Again, it may come down to sex....will Hillary win because of a Bush(the Access Hollywood tape) or lose because of a Weiner? Or will something holy shit wild happen like the night of the 2000 election?
Either way there will be a lot of violent people on either the left or right who won't like the ultimate result I imagine.
"Do you know who I am? I am the arm, and I sound like this..."-man from another place, twin peaks fire walk with me
User avatar
8bitagent
 
Posts: 12244
Joined: Fri Aug 24, 2007 6:49 am
Blog: View Blog (0)

Re: TRUMP is seriously dangerous

Postby 82_28 » Tue Nov 01, 2016 5:29 am

Maybe that is why people my age of the leftist stripe had to go with Stein. I don't know how much "traction" she will get. Obviously she and Admiral Akbar will not win. Sorry, a joke because I cannot remember his name and probably kids these days don't remember Return of the Jedi and I don't feel like looking it up. But at the age of 41 I have something to compare it to.
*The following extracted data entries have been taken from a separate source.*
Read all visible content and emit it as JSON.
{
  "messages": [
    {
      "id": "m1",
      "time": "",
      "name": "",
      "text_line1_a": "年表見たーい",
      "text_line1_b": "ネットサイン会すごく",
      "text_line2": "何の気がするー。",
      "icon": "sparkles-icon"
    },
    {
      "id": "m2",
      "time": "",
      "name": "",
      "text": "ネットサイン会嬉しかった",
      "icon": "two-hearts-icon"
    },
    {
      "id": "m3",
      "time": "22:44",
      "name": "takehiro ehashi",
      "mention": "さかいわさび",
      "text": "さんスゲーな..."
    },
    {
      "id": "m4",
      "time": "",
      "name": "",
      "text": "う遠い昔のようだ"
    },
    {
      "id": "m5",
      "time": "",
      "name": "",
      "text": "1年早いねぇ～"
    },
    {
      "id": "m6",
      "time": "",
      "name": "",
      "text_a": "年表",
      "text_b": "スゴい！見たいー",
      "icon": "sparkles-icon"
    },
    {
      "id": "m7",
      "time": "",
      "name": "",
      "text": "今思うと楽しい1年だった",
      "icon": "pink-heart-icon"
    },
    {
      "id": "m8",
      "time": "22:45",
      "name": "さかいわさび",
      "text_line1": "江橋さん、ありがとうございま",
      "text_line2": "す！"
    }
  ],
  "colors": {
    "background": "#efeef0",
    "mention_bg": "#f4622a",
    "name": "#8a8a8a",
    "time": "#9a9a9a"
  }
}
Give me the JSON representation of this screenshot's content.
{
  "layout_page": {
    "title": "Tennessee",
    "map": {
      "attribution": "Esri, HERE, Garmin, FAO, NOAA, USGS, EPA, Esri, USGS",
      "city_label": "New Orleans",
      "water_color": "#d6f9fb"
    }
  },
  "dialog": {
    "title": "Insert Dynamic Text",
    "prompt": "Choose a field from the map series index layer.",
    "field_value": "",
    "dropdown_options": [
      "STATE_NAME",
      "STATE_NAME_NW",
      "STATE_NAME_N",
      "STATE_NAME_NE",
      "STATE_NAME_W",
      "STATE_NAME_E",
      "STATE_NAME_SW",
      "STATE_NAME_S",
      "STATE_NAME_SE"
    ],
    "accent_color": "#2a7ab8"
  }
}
Any kind of argument that may pop up of why did I not vote for the first woman president, at least I can say that I did vote for a woman. Vote has been cast already.

Again, I live in a "safe state". So whatever. Que sera sera.

Image
There is no me. There is no you. There is all. There is no you. There is no me. And that is all. A profound acceptance of an enormous pageantry. A haunting certainty that the unifying principle of this universe is love. -- Propagandhi
User avatar
82_28
 
Posts: 11194
Joined: Fri Nov 30, 2007 4:34 am
Location: North of Queen Anne
Blog: View Blog (0)

Re: TRUMP is seriously dangerous

Postby Morty » Tue Nov 01, 2016 6:55 am

You used similar reasoning to Camille Paglia with your vote, 82-28.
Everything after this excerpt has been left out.